Ibrahim Sirćo

Personal information
- Full name: Ibrahim Sirćo
- Date of birth: 30 November 1940
- Place of birth: Visoko, Kingdom of Yugoslavia
- Date of death: 27 September 2020 (aged 79)
- Place of death: Visoko, Bosnia and Herzegovina
- Position: Goalkeeper

Youth career
- Bosna Visoko

Senior career*
- Years: Team / Apps / (Gls)
- 1959-1962: Bosna Visoko / 33 / (0)
- 1962-1963: Rudar Kakanj / 21 / (0)
- 1963-1970: Sarajevo / 122 / (0)
- 1970-1971: Željezničar / 20 / (0)
- 1971-1972: Jedinstvo Bihać / 25 / (0)
- Total:  / 221 / (0)

= Ibrahim Sirćo =

Bosnian-Herzegovinian footballer

Ibrahim Sirćo (30 November 1940 - 27 September 2020) was a Yugoslav and Bosnian footballer who played as a goalkeeper. He spent the majority of his career with FK Sarajevo.

==Club career==
Born in the town of Visoko, Sirćo was a product of the Bosna Visoko youth system.
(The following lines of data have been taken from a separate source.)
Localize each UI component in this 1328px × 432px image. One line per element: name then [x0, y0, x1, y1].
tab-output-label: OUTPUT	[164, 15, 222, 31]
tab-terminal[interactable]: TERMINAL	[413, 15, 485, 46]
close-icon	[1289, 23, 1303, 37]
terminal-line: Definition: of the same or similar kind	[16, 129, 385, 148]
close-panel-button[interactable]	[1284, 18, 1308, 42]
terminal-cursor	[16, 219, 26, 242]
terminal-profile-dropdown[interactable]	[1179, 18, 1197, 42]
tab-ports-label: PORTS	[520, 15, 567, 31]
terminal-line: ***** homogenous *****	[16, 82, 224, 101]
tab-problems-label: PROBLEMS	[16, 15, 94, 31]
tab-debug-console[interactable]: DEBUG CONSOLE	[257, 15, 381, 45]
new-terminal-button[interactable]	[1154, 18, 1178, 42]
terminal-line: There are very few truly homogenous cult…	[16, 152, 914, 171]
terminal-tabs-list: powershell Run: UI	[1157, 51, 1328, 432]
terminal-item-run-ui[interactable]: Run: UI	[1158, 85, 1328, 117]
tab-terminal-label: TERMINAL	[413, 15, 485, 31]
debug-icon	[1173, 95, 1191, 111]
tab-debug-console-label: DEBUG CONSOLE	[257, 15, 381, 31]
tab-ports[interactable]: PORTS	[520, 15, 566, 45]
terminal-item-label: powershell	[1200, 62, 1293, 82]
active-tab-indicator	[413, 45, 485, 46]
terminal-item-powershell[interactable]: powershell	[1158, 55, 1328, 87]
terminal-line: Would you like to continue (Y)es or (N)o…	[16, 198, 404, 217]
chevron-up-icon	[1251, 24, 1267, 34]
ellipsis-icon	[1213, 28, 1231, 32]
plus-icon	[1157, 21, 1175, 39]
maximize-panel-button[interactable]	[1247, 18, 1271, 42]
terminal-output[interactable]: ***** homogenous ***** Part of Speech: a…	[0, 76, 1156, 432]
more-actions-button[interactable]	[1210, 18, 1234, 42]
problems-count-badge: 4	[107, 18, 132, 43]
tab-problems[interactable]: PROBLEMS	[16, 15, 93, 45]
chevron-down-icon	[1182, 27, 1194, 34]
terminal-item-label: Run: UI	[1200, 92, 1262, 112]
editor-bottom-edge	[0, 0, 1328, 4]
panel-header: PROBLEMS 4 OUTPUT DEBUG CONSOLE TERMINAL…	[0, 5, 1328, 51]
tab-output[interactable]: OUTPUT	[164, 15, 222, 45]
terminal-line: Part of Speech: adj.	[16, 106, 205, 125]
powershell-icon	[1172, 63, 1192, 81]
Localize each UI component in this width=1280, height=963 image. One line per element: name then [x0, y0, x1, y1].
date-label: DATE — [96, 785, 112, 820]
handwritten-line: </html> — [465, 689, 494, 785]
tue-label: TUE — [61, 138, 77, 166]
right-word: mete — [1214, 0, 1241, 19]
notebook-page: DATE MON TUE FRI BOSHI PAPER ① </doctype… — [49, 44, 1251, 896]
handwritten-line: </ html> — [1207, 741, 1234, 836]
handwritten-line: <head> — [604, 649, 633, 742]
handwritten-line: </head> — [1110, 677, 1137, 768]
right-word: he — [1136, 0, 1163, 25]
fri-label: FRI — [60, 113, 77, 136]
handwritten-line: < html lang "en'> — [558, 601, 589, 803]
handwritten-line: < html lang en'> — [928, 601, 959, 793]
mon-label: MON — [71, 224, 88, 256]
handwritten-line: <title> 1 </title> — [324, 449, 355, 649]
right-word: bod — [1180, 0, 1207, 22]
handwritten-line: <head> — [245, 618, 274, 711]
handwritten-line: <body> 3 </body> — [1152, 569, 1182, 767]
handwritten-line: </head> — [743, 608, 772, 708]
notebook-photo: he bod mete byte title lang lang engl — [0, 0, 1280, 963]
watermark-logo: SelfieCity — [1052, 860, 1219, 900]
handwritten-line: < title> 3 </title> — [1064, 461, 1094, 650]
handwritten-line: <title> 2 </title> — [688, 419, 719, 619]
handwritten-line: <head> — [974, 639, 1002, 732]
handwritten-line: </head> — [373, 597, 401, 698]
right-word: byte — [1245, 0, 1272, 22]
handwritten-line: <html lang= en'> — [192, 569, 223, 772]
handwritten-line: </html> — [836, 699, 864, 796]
After three seasons with the first team, he transferred to Rudar Kakanj where he spent one season, after which he moved to FK Sarajevo in 1963, quickly establishing himself as the club's reserve goalkeeper. Through time, he fought with Refik Muftić for the position of first goalkeeper, and when Muftić left for his mandatory military service in the fall of 1966, he inherited the number one jersey. By the end of the 1966-67 season, he became irreplaceable in goal, thus leaving his mark in winning the club's first championship title. He made 118 official appearances for the first team of Sarajevo. In 1970 he moved to city rivals Željezničar, before having a short stint with Jedinstvo Bihać.

==Post-playing career==
From 1971 to 2005, he was a physical education teacher at the Visoko gymnasium, and then at the Mixed School.

==Personal life==
His older brother Rešad was also a professional footballer. His younger brothers Nevzet and Mirsad were professional handball players.

==Death==
Sirćo died in Visoko, Bosnia and Herzegovina, on 27 September 2020.